Plácido Domingo en La Habana

placidoA los ocho años ocurrió su primer encantamiento con Cuba. Solo dos días pudo correr por los pasillos del teatro Martí, pero bastaron para que esta Isla empezara a abrir una brecha en su corazón. Entonces, el pequeño Plácido Domingo Jr. vino acompañando a su madre, la afamada cantante española Josefa «Pepita» Embil. Y fue en primera instancia esa inolvidable artista, que logró con sus zarzuelas que esta tierra la adorara, quien continuó cultivando un amor que este tenor, considerado una leyenda viva, alimentó más y más por medio de esas canciones nuestras que puso también en su altar.
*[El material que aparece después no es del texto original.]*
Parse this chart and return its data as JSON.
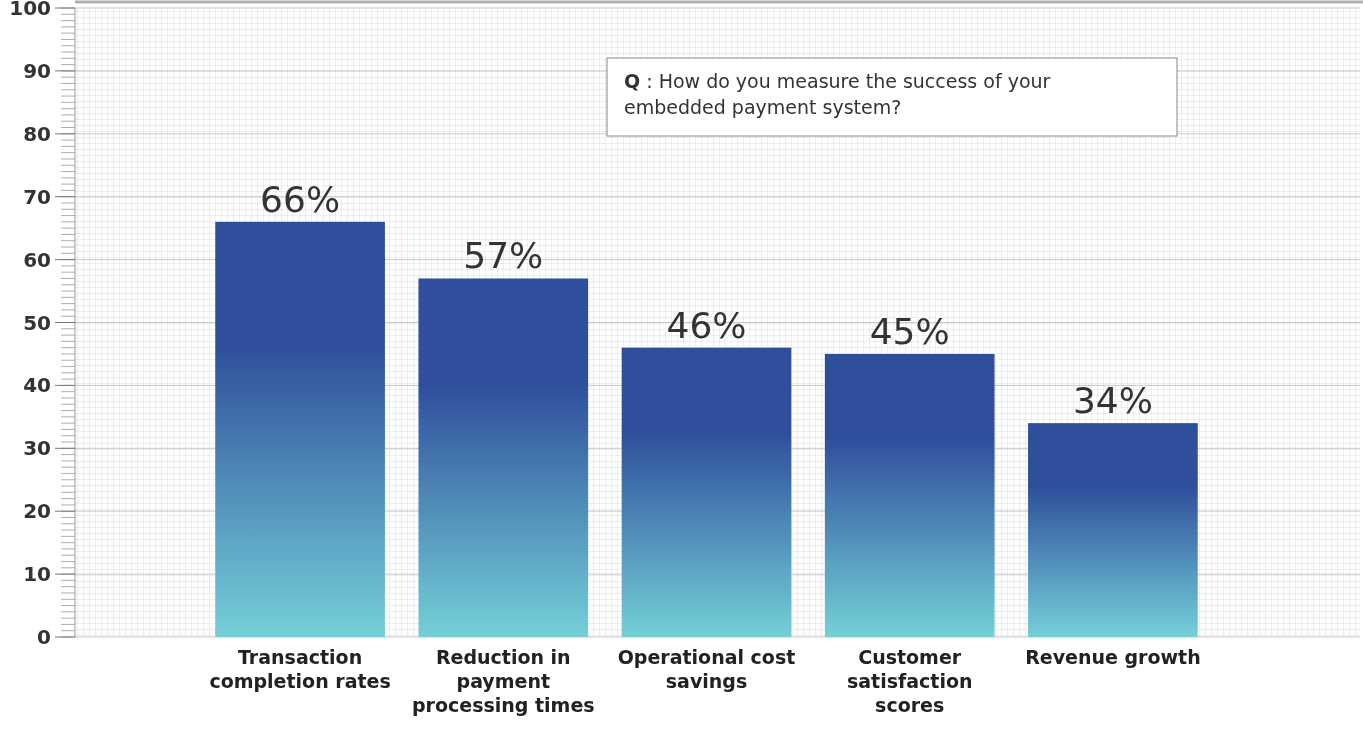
{
  "chart_data": {
    "type": "bar",
    "categories": [
      "Transaction completion rates",
      "Reduction in payment processing times",
      "Operational cost savings",
      "Customer satisfaction scores",
      "Revenue growth"
    ],
    "values": [
      66,
      57,
      46,
      45,
      34
    ],
    "value_labels": [
      "66%",
      "57%",
      "46%",
      "45%",
      "34%"
    ],
    "color": "#2f4f9c",
    "ylim": [
      0,
      100
    ],
    "yticks": [
      0,
      10,
      20,
      30,
      40,
      50,
      60,
      70,
      80,
      90,
      100
    ],
    "grid": true,
    "annotations": [
      "Q : How do you measure the success of your embedded payment system?"
    ]
  }
}
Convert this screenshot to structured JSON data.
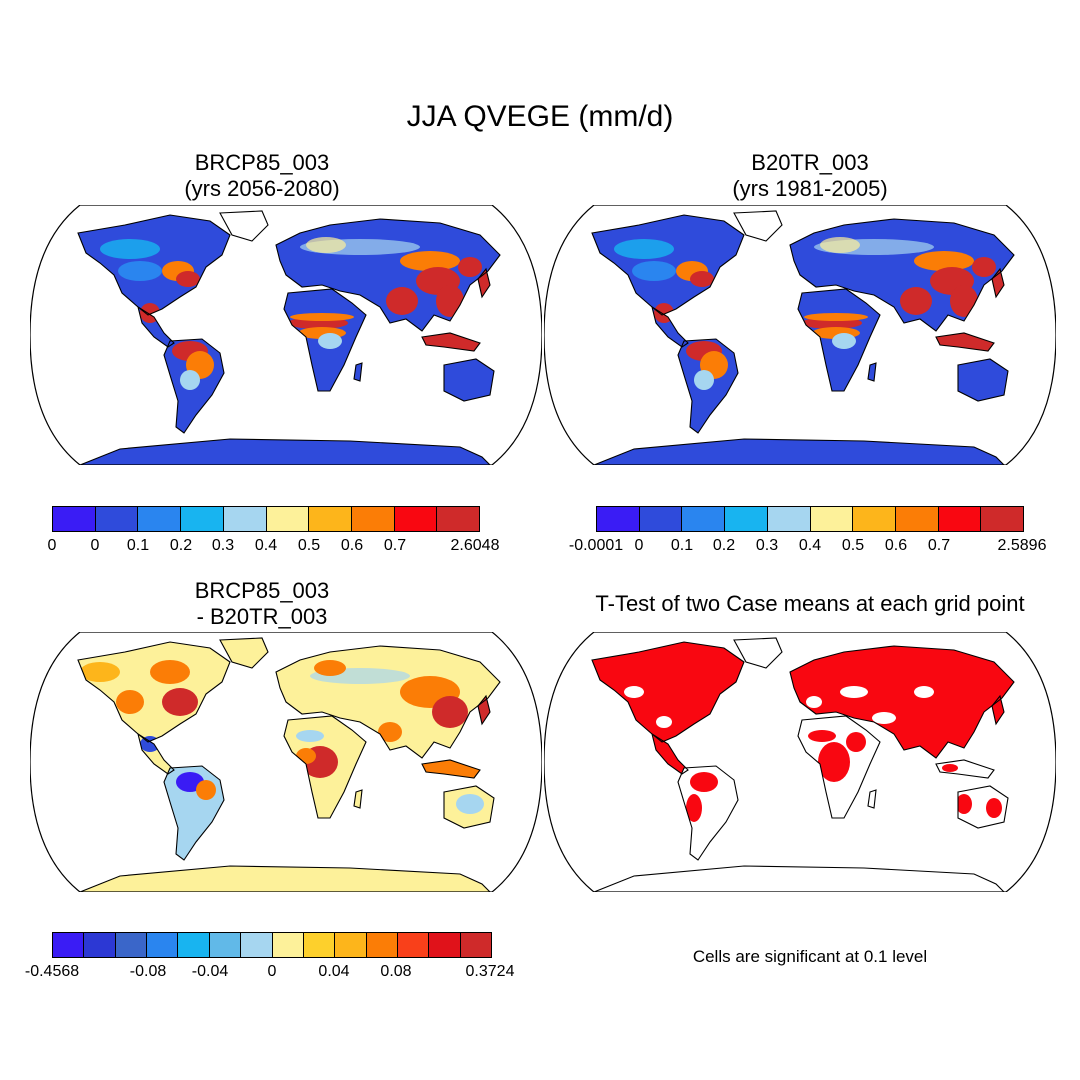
{
  "title": "JJA QVEGE (mm/d)",
  "panels": [
    {
      "line1": "BRCP85_003",
      "line2": "(yrs 2056-2080)"
    },
    {
      "line1": "B20TR_003",
      "line2": "(yrs 1981-2005)"
    },
    {
      "line1": "BRCP85_003",
      "line2": "- B20TR_003"
    },
    {
      "line1": "T-Test of two Case means at each grid point"
    }
  ],
  "colorbars": [
    {
      "colors": [
        "#3a1cf5",
        "#2f4bdb",
        "#2a85ef",
        "#18b4f0",
        "#a6d6f0",
        "#fdf19a",
        "#fdb51b",
        "#fb7d06",
        "#f90711",
        "#cf2a2a"
      ],
      "labels": [
        "0",
        "0",
        "0.1",
        "0.2",
        "0.3",
        "0.4",
        "0.5",
        "0.6",
        "0.7",
        "2.6048"
      ]
    },
    {
      "colors": [
        "#3a1cf5",
        "#2f4bdb",
        "#2a85ef",
        "#18b4f0",
        "#a6d6f0",
        "#fdf19a",
        "#fdb51b",
        "#fb7d06",
        "#f90711",
        "#cf2a2a"
      ],
      "labels": [
        "-0.0001",
        "0",
        "0.1",
        "0.2",
        "0.3",
        "0.4",
        "0.5",
        "0.6",
        "0.7",
        "2.5896"
      ]
    },
    {
      "colors": [
        "#3a1cf5",
        "#2c38d4",
        "#3a66c9",
        "#2a85ef",
        "#18b4f0",
        "#61b9e8",
        "#a6d6f0",
        "#fdf19a",
        "#fdd02c",
        "#fdb51b",
        "#fb7d06",
        "#f9401a",
        "#e0121a",
        "#cf2a2a"
      ],
      "labels": [
        "-0.4568",
        "-0.08",
        "-0.04",
        "0",
        "0.04",
        "0.08",
        "0.3724"
      ]
    }
  ],
  "significance_note": "Cells are significant at 0.1 level"
}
Grande como ha sido en todas estas décadas, con una agenda en la que no cabía ni un compromiso más, Plácido Domingo no pudo, con pesar, aceptar la invitación que le hiciera llegar hace 28 años la prima ballerina assoluta a través del destacado barítono, promotor y director teatral, fundador de Ópera de la Calle, Ulises Aquino, según confesó a los periodistas que fueron a su encuentro al Gran Teatro de La Habana Alicia Alonso.

El intercambio en el que Plácido aseguró que al fin se había materializado un sueño acariciado por muchos años, se efectuó este jueves justo en la institución donde este sábado ofrecerá un concierto único, acompañado por la soprano puertorriqueña Ana María Martínez, también presente, y por la Orquesta Sinfónica Nacional.

Mi emoción es indescriptible, dijo. Siempre he tenido esa gran ilusión y los deseos inmensos de volver. Pero eso no quita que, al mismo tiempo, sienta sobre mí una responsabilidad enorme. Lo es siempre para un artista que actúa por vez primera para un público. ¡Pero si ese público es cubano…! Mis padres me enseñaron a amarlo, a respetarlo… Hablaban con tanta pasión sobre este país, porque aquí fueron muy queridos…, contó el inigualable intérprete, a quien la Radio Cubana sorprendió obsequiándole un disco de alto valor patrimonial que recoge la voz de Pepita Embil en muchas de las piezas, digitalizadas y restauradas, con las que consiguió el aplauso de este pueblo.

Plácido se ha dado el gusto de invitar para su debut en la Isla a Ana María Martínez, «una soprano extraordinaria. Tendrán la oportunidad de disfrutar del arte de una artista que ha logrado llamar la atención del mundo sobre sí», enfatizó.

Ahora Domingo se muestra superrealizado por haber tomado la decisión de actuar de una vez para los cubanos. «No tengo 30, ni 40 años, y no podía darme el lujo de esperar más porque no sé cuánto tiempo podré cantar aún y a mi edad la vida puede estar llena de sorpresas… Ojalá el público quede satisfecho; si es así quiero regresar, porque deseo cantarle a toda La Habana», anunció este hombre de voz iluminada, sencillo y afable, que ha venido escoltado por esposa, hijos y nietos, con quienes ha querido compartir los muchos afectos que en estos momentos él recoge a cada paso, pero que empezaron a abonar aquellos que no solo le dieron la vida, sino que le colocaron el arte por siempre en su alma.

Ese arte en mayúsculas que el sábado inundará no únicamente la sala García Lorca sino que, por medio de pantallas ubicadas en las afueras, se extenderá hasta el infinito. Y el público comprobará que la emoción lo hará más grande, porque de pronto, como afirmara el notable escritor Miguel Barnet, Plácido Domingo habrá dejado de ser una leyenda, una utopía, para entregársele en carne, hueso y voz iluminada. «Tú eres un paradigma, un ejemplo. Que estés en Cuba es una fiesta innombrable. ¡Gracias, Plácido!».